In part, you should trust that as a journalling filesystem, XFS is doing it's best to keep your data in good health. You may also take some solace in knowing that xfs_check
is much faster than fsck.ext3
and XFS doesn't stipulate a periodic checks in the same way as ext3's 180 day / x mounts rule.
Edit to comments:
While I understand that you're once bitten, twice shy. I can assure you that "complete meltdown" isn't a systematic issue associated with UNIX filesystems. In my experience such events tend only to materialise in hand with hardware failure, user error (no disrespect intended), or an unfortunate mixture of both. However this is kind of hard to reason with you on a technical level without some very specific details of what went wrong with your previous ext3 install.

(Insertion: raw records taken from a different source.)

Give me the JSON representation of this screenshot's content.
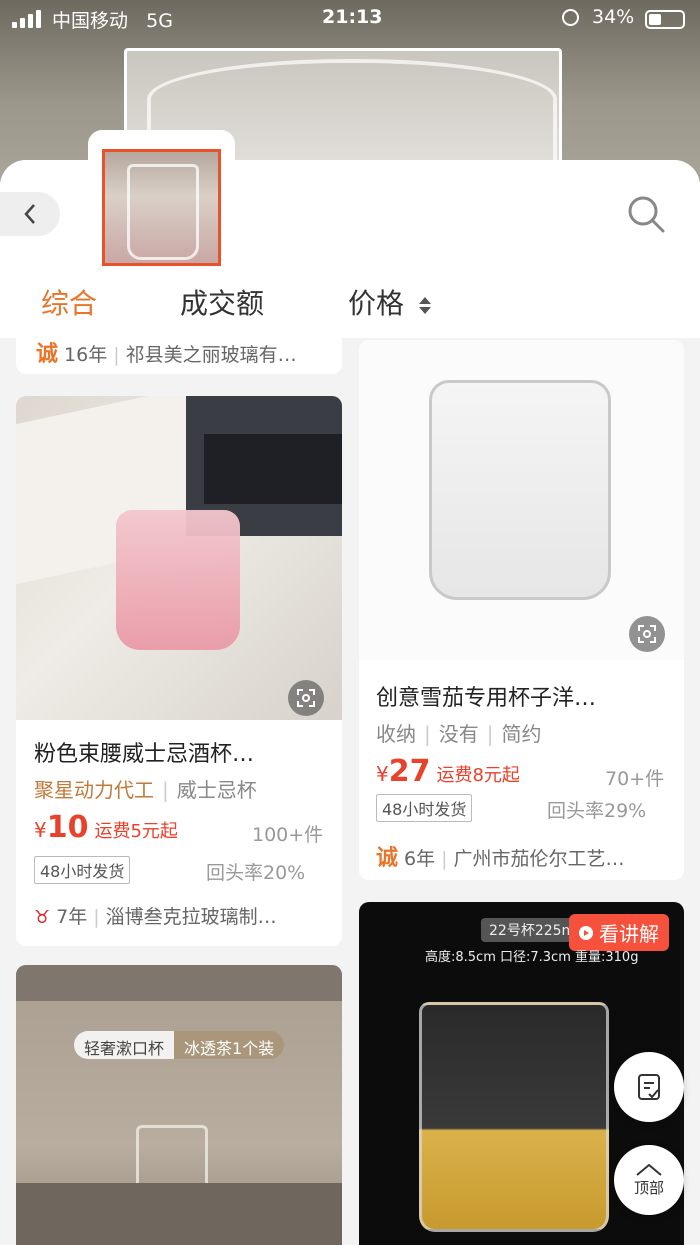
{
  "status_bar": {
    "carrier": "中国移动",
    "network": "5G",
    "time": "21:13",
    "battery": "34%"
  },
  "tabs": [
    {
      "label": "综合",
      "active": true
    },
    {
      "label": "成交额",
      "active": false
    },
    {
      "label": "价格",
      "active": false
    }
  ],
  "top_partial": {
    "shop_years": "16年",
    "shop_name": "祁县美之丽玻璃有…"
  },
  "products": [
    {
      "title": "粉色束腰威士忌酒杯…",
      "tags": [
        "聚星动力代工",
        "威士忌杯"
      ],
      "price": "10",
      "shipping": "运费5元起",
      "sold": "100+件",
      "badge": "48小时发货",
      "repeat_rate": "回头率20%",
      "shop_years": "7年",
      "shop_name": "淄博叁克拉玻璃制…"
    },
    {
      "title": "创意雪茄专用杯子洋…",
      "tags": [
        "收纳",
        "没有",
        "简约"
      ],
      "price": "27",
      "shipping": "运费8元起",
      "sold": "70+件",
      "badge": "48小时发货",
      "repeat_rate": "回头率29%",
      "shop_years": "6年",
      "shop_name": "广州市茄伦尔工艺…"
    }
  ],
  "bottom_left": {
    "label_a": "轻奢漱口杯",
    "label_b": "冰透茶1个装"
  },
  "bottom_right": {
    "cup_label": "22号杯225ml",
    "live_label": "看讲解",
    "specs": "高度:8.5cm 口径:7.3cm 重量:310g"
  },
  "currency": "¥",
  "float_buttons": {
    "top_label": "顶部"
  },
  "colors": {
    "accent": "#e8762a",
    "price": "#e8412c"
  }
}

Put the filesystem on a LVM logical volume, create a temporary snapshot from the logical volume and then fsck this snapshot (while the logical volume is still online).
Maybe Theodore Ts'o's e2croncheck script for ext3 will get you started.
(As 3dinfluence mentioned: ZFS is definitely the better solution...)
I noticed weird stuff happen
Then the issue is not the filesystem (or at least it's extremely unlikely). ext3 is one the most used FS and any bug severe enough to cause catastrophic corruption should have already been found and fixed.
The cause lies elsewhere, possibly in the hardware itself (maybe the RAM).
To answer you question: you can check XFS filesystem online, but only if it's mounted read-only.
Checking the consistency of any filesystem that is currently mounted is simply NOT recommanded.